S. B. Kim, S. L. Chouhan, P. A. Davis
Fusion Science and Technology | Volume 60 | Number 3 | October 2011 | Pages 960-963
Measurement, Monitoring, and Accountancy | Proceedings of the Ninth International Conference on Tritium Science and Technology | doi.org/10.13182/FST11-A12575
Articles are hosted by Taylor and Francis Online.

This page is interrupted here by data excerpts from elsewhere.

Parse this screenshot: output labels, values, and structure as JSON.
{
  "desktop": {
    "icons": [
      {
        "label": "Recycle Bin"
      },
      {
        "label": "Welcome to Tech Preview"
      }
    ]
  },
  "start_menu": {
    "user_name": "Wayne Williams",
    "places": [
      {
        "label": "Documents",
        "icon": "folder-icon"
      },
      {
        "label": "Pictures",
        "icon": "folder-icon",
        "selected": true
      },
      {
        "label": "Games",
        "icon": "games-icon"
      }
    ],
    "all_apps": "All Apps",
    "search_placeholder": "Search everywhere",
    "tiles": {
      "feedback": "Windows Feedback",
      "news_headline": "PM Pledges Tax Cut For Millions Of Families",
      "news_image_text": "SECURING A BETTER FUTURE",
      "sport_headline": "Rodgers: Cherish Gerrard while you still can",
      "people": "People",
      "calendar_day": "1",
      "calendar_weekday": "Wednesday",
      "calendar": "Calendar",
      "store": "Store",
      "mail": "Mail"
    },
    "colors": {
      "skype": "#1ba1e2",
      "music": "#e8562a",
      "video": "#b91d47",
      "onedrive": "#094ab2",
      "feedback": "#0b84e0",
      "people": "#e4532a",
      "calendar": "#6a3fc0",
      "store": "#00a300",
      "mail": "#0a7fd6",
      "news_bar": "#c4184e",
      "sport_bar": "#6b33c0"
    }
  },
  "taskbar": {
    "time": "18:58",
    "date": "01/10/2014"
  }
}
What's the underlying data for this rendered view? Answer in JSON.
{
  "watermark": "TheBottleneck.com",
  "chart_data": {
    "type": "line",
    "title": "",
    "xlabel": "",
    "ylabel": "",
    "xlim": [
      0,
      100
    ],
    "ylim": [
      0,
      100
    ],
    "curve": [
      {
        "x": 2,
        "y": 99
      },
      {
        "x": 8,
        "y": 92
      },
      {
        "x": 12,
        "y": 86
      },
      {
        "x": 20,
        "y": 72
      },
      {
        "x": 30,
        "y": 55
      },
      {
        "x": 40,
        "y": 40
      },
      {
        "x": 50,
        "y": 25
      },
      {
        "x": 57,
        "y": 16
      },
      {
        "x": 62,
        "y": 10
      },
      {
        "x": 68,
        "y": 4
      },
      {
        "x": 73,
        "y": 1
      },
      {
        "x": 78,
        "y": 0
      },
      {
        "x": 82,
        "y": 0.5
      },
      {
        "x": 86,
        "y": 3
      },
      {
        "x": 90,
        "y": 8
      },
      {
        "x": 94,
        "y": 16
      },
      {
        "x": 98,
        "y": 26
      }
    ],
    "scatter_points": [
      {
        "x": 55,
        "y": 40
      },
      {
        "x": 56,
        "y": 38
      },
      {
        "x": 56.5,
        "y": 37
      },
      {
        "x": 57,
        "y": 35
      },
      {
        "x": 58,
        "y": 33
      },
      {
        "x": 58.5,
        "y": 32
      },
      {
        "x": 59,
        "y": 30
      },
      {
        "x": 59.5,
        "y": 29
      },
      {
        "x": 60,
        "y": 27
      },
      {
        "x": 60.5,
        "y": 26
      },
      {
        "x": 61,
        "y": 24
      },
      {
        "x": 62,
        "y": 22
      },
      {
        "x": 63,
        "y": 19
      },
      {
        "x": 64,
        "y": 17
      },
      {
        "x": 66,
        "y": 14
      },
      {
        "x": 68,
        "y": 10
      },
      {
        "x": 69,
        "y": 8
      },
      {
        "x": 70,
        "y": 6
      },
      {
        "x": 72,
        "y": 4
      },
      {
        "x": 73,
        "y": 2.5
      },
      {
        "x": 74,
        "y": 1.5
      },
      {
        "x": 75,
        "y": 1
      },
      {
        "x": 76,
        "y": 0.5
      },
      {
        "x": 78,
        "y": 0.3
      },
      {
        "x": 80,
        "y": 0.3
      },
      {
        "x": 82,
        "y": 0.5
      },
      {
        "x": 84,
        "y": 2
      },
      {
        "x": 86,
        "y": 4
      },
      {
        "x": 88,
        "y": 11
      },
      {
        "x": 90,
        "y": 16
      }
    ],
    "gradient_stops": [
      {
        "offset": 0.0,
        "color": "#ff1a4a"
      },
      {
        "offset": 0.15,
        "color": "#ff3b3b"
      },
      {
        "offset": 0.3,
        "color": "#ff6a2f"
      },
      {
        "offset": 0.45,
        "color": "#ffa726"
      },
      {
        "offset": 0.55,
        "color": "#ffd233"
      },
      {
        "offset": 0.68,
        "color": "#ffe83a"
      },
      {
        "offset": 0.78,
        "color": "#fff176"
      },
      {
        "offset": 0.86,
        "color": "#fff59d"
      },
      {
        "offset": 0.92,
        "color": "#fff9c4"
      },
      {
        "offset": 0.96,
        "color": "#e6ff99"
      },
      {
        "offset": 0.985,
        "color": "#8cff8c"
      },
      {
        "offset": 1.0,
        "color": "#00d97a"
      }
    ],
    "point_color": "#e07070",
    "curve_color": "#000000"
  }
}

The high mobility of tritium as HTO implies that, under steady-state conditions, the T/H ratio (or equivalently the HTO concentration) is the same in all water compartments of the environment. This is the basis of the specific activity (SA) model, which underlies almost all environmental tritium models. SA concepts apply to organically bound tritium (OBT) as well, since the OBT formed by a given plant process at a given time has a T/H ratio that reflects the ratio in the water that enters into that process. There is no empirical evidence that the bioaccumulation of tritium in aquatic and wetland plants will occur. OBT/HTO ratios less than one is consistently found in the laboratory where the HTO concentrations to which the plants are exposed can be held constant. These data suggest a value of 0.7 for the OBT/HTO ratio under equilibrium conditions in the laboratory. Theoretical considerations suggest that the value of the OBT/HTO ratio in plants is significantly different from one and, in most cases, greater than one. This is primarily due to the much longer residence time of OBT in plants as compared to HTO. The observed HTO concentrations are much higher than OBT concentrations, which makes OBT/HTO ratio smaller than unit in contrast with SA based expectations. In addition to this, the IMPACT model overpredicted HTO and OBT concentrations in plants and animals by a factor of 3 or 4, on average. This work is summary of the AECL funded research project (1).